Authors and Contributors
Ron Wilson

Snow and cold changes things.

A lot of one or the other, or worse, both, leaves you wondering who you ticked off.

While at this writing, early February, it’s too early to say if winter will go down as one of note, we can be certain that we’ll remember how it got rolling.

In November, the opening weekend of the deer gun season, we skinned and quartered my son’s doe sometime after lunch in T-shirts. We stored the quarters in a big cooler loaded with two blocks of ice, and wondered if the ice would hold for another day or two.

It was hot, sweaty work, unusual for that time of year, but better than the alternative. Friends hunting deer, and others chasing pheasants, said at the time and days after, that it was too warm to get the deer moving and tough on their bird dogs.

Even so, most agreed that every nice day in November would make winter, which was certainly coming, a little shorter.

When it started snowing after Thanksgiving, it seemed to never let up.

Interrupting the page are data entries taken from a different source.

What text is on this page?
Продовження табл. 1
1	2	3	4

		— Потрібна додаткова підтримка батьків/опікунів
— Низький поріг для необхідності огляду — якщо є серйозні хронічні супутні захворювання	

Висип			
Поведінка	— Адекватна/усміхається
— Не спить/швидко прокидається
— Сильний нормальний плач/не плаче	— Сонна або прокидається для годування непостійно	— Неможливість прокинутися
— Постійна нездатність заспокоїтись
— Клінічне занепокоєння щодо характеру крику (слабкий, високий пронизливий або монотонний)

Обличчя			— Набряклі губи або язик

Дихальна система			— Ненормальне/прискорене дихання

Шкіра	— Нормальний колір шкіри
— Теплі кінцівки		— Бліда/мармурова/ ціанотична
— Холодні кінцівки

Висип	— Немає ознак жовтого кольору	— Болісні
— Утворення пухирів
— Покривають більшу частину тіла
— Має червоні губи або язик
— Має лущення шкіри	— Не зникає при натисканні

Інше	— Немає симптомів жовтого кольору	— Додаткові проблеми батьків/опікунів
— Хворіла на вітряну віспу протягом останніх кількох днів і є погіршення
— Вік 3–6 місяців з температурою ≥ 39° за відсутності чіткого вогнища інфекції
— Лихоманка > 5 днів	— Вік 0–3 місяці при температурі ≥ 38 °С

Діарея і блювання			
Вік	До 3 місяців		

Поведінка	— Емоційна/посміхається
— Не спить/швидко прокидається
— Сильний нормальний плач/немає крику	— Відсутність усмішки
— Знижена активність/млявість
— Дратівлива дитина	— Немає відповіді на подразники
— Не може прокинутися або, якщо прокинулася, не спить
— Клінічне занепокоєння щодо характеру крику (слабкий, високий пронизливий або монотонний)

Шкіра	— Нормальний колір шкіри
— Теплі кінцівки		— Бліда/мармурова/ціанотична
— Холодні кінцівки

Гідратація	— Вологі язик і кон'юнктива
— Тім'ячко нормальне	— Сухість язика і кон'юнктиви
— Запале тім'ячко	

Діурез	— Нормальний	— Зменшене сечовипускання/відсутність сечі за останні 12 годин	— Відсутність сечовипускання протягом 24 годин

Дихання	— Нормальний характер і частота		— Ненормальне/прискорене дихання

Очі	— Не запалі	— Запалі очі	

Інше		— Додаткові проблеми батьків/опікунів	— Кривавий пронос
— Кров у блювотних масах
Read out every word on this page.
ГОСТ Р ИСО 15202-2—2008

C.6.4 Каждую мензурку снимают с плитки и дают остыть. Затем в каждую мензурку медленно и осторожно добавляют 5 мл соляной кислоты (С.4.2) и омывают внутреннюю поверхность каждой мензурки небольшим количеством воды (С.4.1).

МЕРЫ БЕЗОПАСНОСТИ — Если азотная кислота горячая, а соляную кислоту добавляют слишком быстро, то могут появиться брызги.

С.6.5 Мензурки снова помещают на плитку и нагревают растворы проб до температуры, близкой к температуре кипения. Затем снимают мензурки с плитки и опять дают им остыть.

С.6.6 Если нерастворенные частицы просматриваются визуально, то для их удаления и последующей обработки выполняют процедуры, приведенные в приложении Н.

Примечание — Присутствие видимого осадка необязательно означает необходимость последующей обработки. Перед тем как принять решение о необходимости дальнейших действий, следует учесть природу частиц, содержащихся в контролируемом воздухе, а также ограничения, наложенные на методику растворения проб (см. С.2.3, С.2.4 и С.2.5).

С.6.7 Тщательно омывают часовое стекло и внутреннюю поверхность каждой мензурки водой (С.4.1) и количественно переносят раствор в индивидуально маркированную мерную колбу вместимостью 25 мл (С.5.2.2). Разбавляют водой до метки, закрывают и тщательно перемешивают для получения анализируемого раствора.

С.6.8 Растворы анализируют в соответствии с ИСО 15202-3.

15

Schools and businesses closed, and my avid across-the-street pheasant hunting neighbor, armed with a snow shovel and not his shotgun, yelled that he held no hopes for the ringnecks having to deal with all this.

On my side of the street, an immature, fruit-bearing tree, heavy with ice and snow that we planted in summer for songbirds, fox squirrels and our enjoyment, looked like an old man, bent at the waist trying like mad, but without success, to touch his toes.

It’s a mistake, or simply a misuse of time, to sit and hope for a change – for access to open up on area ice fishing lakes, for roads to clear where we like to hunt cottontails with .22s when little else is in season. With 50-plus inches of snow so far this winter, and more than a foot remaining on the level, it is what it is.

In mid-January in a heated garage, some friends and I mixed with pork and ground into sausage the doe we quartered in T-shirts weeks earlier.

Broken down, the step-by-step, from-field-to-table process is fundamental, but it didn’t appear as such at first glance. You couldn’t toss a hind shank without hitting two or three plastic tubs; two vacuum sealers and rolls of plastic bags; electric grinder and attachments; stuffer and attachments; hand-crank mixer; premeasured bags of spices; premeasured bags of pork; pork casings soaking in a bucket of water; and a touch-screen tablet monitoring the temperature of the meat hanging in the propane-fired smoker outside.

I showed up with two knives, sharpener and cash, all of which fit into my pants and coat pockets.

I was enlivened by the experience, not only because the smoked meats and spices smelled so darn good, but because it got me out of the house and nearer to what I enjoy.

We weren’t hunting, but we were closer to it than we had been for much of the winter. Some photos were shared and old deer hunting stories told, most of which sounded almost true.